Cosa non ha funzionato, dunque, nel passaggio di testimone?
«Penso che la colpa sia attribuibile solo in parte alla generazione attuale, dovremmo pensare alle criticità del presente come figlie di quelle, irrisolte, del passato. La resistenza partigiana è stata capace di sconfiggere i fascisti ma non il fascismo. Abbiamo permesso che questa ideologia sopravvivesse sopita, latente in una politica nazionale che non è mai riuscita e non ha mai voluto liberarsene completamente, perché incapace di esistere senza il contributo di figure politiche legate indissolubilmente al fascismo. Il nostro errore è stato credere che l’Italia si sarebbe immunizzata da una possibile revanche fascista, non preoccupandoci sufficientemente di mantenere vivo il ricordo dell’essenza profondamente violenta e sbagliata del Ventennio. Così il fascismo si è fatto lupo travestito da agnello. Così la violenza squadrista ha ceduto il passo all’azione politica all’interno di una dimensione istituzionalizzata. In questo modo il fascismo è stato capace di riemergere, favorito da un clima politico instabile che dà spazio a ideologie che propongono soluzioni apparentemente facili ed immediate, ma allo stesso tempo violente ed illegali».
Perché ricordare continua ad essere fondamentale?

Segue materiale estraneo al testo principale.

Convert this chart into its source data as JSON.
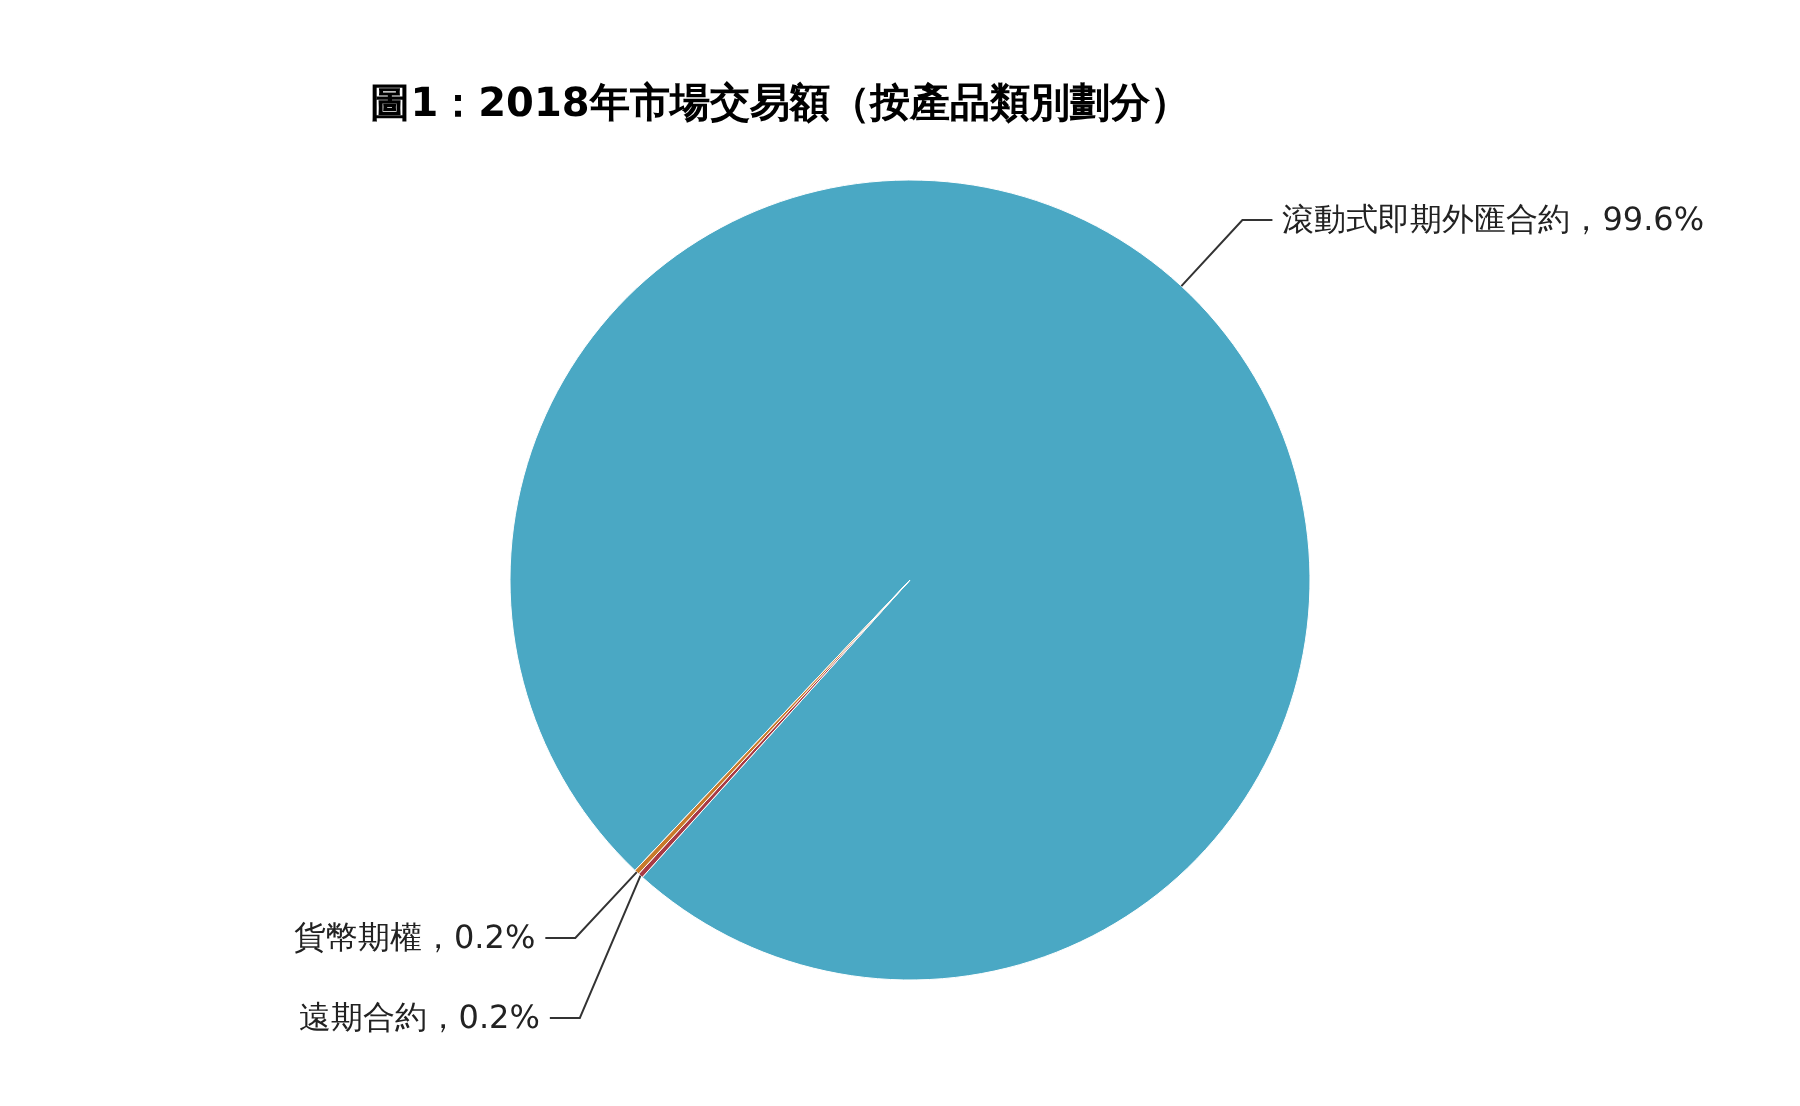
{
  "chart_data": {
    "type": "pie",
    "title": "圖1：2018年市場交易額（按產品類別劃分）",
    "categories": [
      "滾動式即期外匯合約",
      "遠期合約",
      "貨幣期權"
    ],
    "values": [
      99.6,
      0.2,
      0.2
    ],
    "colors": [
      "#4aa8c4",
      "#a83a45",
      "#c87a2a"
    ],
    "value_labels": [
      "，99.6%",
      "，0.2%",
      "，0.2%"
    ]
  }
}
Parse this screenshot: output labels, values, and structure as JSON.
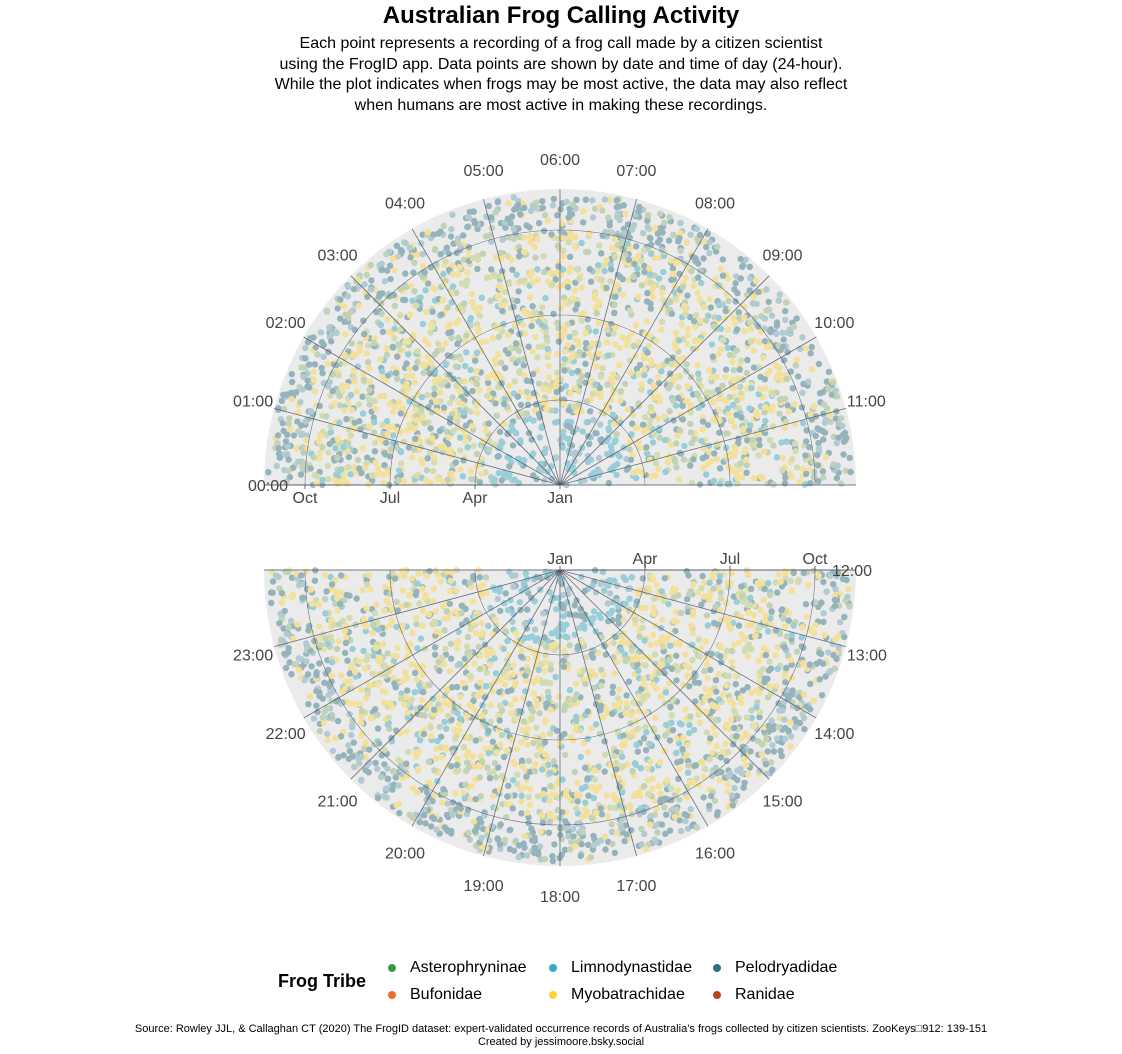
{
  "title": "Australian Frog Calling Activity",
  "subtitle": [
    "Each point represents a recording of a frog call made by a citizen scientist",
    "using the FrogID app. Data points are shown by date and time of day (24-hour).",
    "While the plot indicates when frogs may be most active, the data may also reflect",
    "when humans are most active in making these recordings."
  ],
  "legend": {
    "title": "Frog Tribe",
    "items": [
      {
        "label": "Asterophryninae",
        "color": "#2e9e44"
      },
      {
        "label": "Bufonidae",
        "color": "#ef6b28"
      },
      {
        "label": "Limnodynastidae",
        "color": "#35a9c6"
      },
      {
        "label": "Myobatrachidae",
        "color": "#fdd33a"
      },
      {
        "label": "Pelodryadidae",
        "color": "#2f7082"
      },
      {
        "label": "Ranidae",
        "color": "#b8461c"
      }
    ]
  },
  "caption": [
    "Source: Rowley JJL, & Callaghan CT (2020) The FrogID dataset: expert-validated occurrence records of Australia’s frogs collected by citizen scientists. ZooKeys□912: 139-151",
    "Created by jessimoore.bsky.social"
  ],
  "chart_data": [
    {
      "type": "scatter",
      "coordinates": "polar half-disc",
      "panel": "top",
      "angle_variable": "time of day (24-hour)",
      "angle_range": [
        "00:00",
        "12:00"
      ],
      "angle_ticks": [
        "00:00",
        "01:00",
        "02:00",
        "03:00",
        "04:00",
        "05:00",
        "06:00",
        "07:00",
        "08:00",
        "09:00",
        "10:00",
        "11:00"
      ],
      "radius_variable": "date",
      "radius_ticks": [
        "Jan",
        "Apr",
        "Jul",
        "Oct"
      ],
      "radius_ticks_side": "left",
      "series": [
        {
          "name": "Asterophryninae",
          "color": "#2e9e44"
        },
        {
          "name": "Bufonidae",
          "color": "#ef6b28"
        },
        {
          "name": "Limnodynastidae",
          "color": "#35a9c6"
        },
        {
          "name": "Myobatrachidae",
          "color": "#fdd33a"
        },
        {
          "name": "Pelodryadidae",
          "color": "#2f7082"
        },
        {
          "name": "Ranidae",
          "color": "#b8461c"
        }
      ],
      "background": "#ebebeb",
      "grid": true
    },
    {
      "type": "scatter",
      "coordinates": "polar half-disc",
      "panel": "bottom",
      "angle_variable": "time of day (24-hour)",
      "angle_range": [
        "12:00",
        "24:00"
      ],
      "angle_ticks": [
        "12:00",
        "13:00",
        "14:00",
        "15:00",
        "16:00",
        "17:00",
        "18:00",
        "19:00",
        "20:00",
        "21:00",
        "22:00",
        "23:00"
      ],
      "radius_variable": "date",
      "radius_ticks": [
        "Jan",
        "Apr",
        "Jul",
        "Oct"
      ],
      "radius_ticks_side": "right",
      "series": [
        {
          "name": "Asterophryninae",
          "color": "#2e9e44"
        },
        {
          "name": "Bufonidae",
          "color": "#ef6b28"
        },
        {
          "name": "Limnodynastidae",
          "color": "#35a9c6"
        },
        {
          "name": "Myobatrachidae",
          "color": "#fdd33a"
        },
        {
          "name": "Pelodryadidae",
          "color": "#2f7082"
        },
        {
          "name": "Ranidae",
          "color": "#b8461c"
        }
      ],
      "background": "#ebebeb",
      "grid": true
    }
  ]
}
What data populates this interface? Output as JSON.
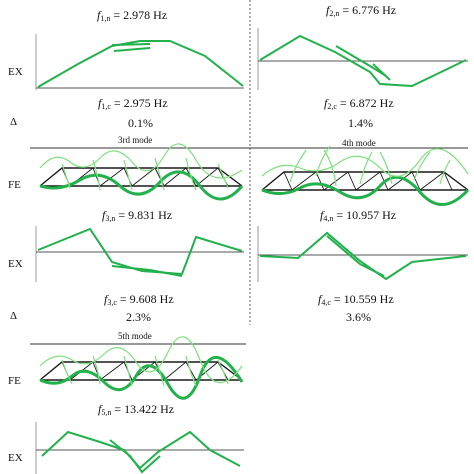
{
  "colors": {
    "mode_green": "#22b14c",
    "mode_light_green": "#7fe07f",
    "truss_black": "#1a1a1a",
    "axis_gray": "#555555"
  },
  "row_labels": {
    "ex": "EX",
    "fe": "FE",
    "delta": "Δ"
  },
  "modes": {
    "mode1": {
      "f_n_sub": "1,n",
      "f_n_value": "= 2.978 Hz",
      "f_c_sub": "1,c",
      "f_c_value": "= 2.975 Hz",
      "delta": "0.1%"
    },
    "mode2": {
      "f_n_sub": "2,n",
      "f_n_value": "= 6.776 Hz",
      "f_c_sub": "2,c",
      "f_c_value": "= 6.872 Hz",
      "delta": "1.4%"
    },
    "mode3": {
      "title": "3rd mode",
      "f_n_sub": "3,n",
      "f_n_value": "= 9.831 Hz",
      "f_c_sub": "3,c",
      "f_c_value": "= 9.608 Hz",
      "delta": "2.3%"
    },
    "mode4": {
      "title": "4th mode",
      "f_n_sub": "4,n",
      "f_n_value": "= 10.957 Hz",
      "f_c_sub": "4,c",
      "f_c_value": "= 10.559 Hz",
      "delta": "3.6%"
    },
    "mode5": {
      "title": "5th mode",
      "f_n_sub": "5,n",
      "f_n_value": "= 13.422 Hz"
    }
  },
  "symbol": "f"
}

«La memoria ci permette di creare un legame istruttivo con il passato, determinando in questo modo il futuro consci dei successi e degli errori delle generazioni precedenti. Viviamo in un momento di transizione, l’euforia economica e il boom del benessere iniziati con il Dopoguerra sono terminati, iniziano a riaffiorare paure e incertezze e con esse riemerge la deriva fascista, forse diversa nella forma ma non nella sua sostanza. La medicina per curare questo male è anzitutto ricordare cosa abbia storicamente significato il fascismo nella sua essenza più violenta e repressiva, liberandoci di scorrette idealizzazioni di chi, anche di fronte all’evidenza dei fatti, guarda ancora con nostalgia al Ventennio e ai suoi protagonisti.